Günlük rutin işlerimi hallettikten sonra salona inmiş ve dün JungKook'un sızmış olduğu koltuğa ilerlemiştim.
Hala uyuyordu.
Telefonu birkaç kaz yanıp söndüğünde sehpaya ilerlemiş ve telefonu elime almıştım.
Bay Park?
Babam JungKook'ile mi mesajlaşıyordu?
"Umrumda değil. Ne istersen yap".
"Bu arada yurt dışında olacağım bir süre.. Yani bana ulaşman zor olabilir."Ne?
Nasıl..
Yutkunmuş ve çenemi sıkarak telefona bakmaya devam etmiştim.
Babam her şeyi biliyor muydu?
Onunla anlaşmışlar mıydı?
Beni ona mı satmıştı?!Tabi..
Paragöz bir baba ne yapacaktı ki başka?!
Telefonu hızla JungKook'un üzerine attığımda hızla gözlerini açmış ve kaşlarını çatarak doğrulmuştu.
-Ne kadar verdin ona? Kaç paraya sattı beni?!
Diyerek üzerine yürüdüğümde telefonu alarak ayağa kalkmış ve mesajları okumuştu.
-Eun bak..
Hızla bahçe kapısını açmış ve bahçede hızla ilerlemeye başlamıştım.
Sinirden kendimi parçalayacaktım şimdi!
Arkamdan bağırıyor ve durmamı söylüyordu.
İlerlemiş ve demirlere yaslanarak karşıdaki deniz manzarasını izlemeye başlamıştım.
Biraz sakinleşmem gerekiyordu..Ağlamaya başladığımda arkamı demirlere yaslayarak ona bakmıştım.
Aslında suç onda değildi.
Babamdaydı.Nasıl bir baba öz evladını para karşılığında satabilirdi ki?

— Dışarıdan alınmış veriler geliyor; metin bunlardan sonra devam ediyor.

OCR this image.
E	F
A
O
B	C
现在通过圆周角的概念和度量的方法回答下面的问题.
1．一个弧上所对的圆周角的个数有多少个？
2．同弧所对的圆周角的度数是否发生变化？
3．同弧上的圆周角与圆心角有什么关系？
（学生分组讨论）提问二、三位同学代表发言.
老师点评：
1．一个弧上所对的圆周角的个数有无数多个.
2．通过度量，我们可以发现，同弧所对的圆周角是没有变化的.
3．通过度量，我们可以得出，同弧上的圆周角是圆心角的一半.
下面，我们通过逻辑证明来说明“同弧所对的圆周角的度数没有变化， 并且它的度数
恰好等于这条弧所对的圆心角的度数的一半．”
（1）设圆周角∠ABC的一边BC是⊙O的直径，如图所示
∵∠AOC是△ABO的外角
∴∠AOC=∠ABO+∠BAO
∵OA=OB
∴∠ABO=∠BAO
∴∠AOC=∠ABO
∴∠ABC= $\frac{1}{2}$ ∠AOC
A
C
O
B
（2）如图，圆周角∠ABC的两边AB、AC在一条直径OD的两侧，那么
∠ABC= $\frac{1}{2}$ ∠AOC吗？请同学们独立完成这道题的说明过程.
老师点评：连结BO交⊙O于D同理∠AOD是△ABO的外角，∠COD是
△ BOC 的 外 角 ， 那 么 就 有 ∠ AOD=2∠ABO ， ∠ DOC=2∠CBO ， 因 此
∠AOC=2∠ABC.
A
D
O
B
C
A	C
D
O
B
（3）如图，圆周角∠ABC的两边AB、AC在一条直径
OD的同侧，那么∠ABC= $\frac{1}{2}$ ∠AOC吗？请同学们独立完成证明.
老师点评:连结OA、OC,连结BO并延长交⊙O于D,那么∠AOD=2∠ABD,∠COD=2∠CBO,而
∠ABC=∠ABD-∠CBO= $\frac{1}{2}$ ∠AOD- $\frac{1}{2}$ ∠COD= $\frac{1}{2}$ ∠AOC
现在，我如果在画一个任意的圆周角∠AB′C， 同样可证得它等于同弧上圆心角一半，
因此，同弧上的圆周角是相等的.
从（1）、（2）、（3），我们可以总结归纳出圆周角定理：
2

Nasıl yapabilirdi bunu?-Bana bir açıklama yapmayacak mısın JungKook?
Kafasını olumsuz anlamda salladığında bakışlarımı kaçırmıştım bir süre.
Seri adımlarla oradan uzaklaşmaya başladığımda önüme geçmişti.
-Sakin ol Eun.
-Öyle mi? Demek sakin olmalıyım! Babamın beni bir adama sattığını öğreniyorum ve sakin-Ne ara bu kadar yaklaşmıştı yüzüme anlamamıştım bile.
Her şey 2 saniye içinde olmuştu.
Belimden sertçe tutarak kendine yapıştırdığında dudaklarını dudaklarıma bastırmıştı.
Onu itmeye çalışmaya başladığımda ellerimden tutarak öpmeye devam etmişti.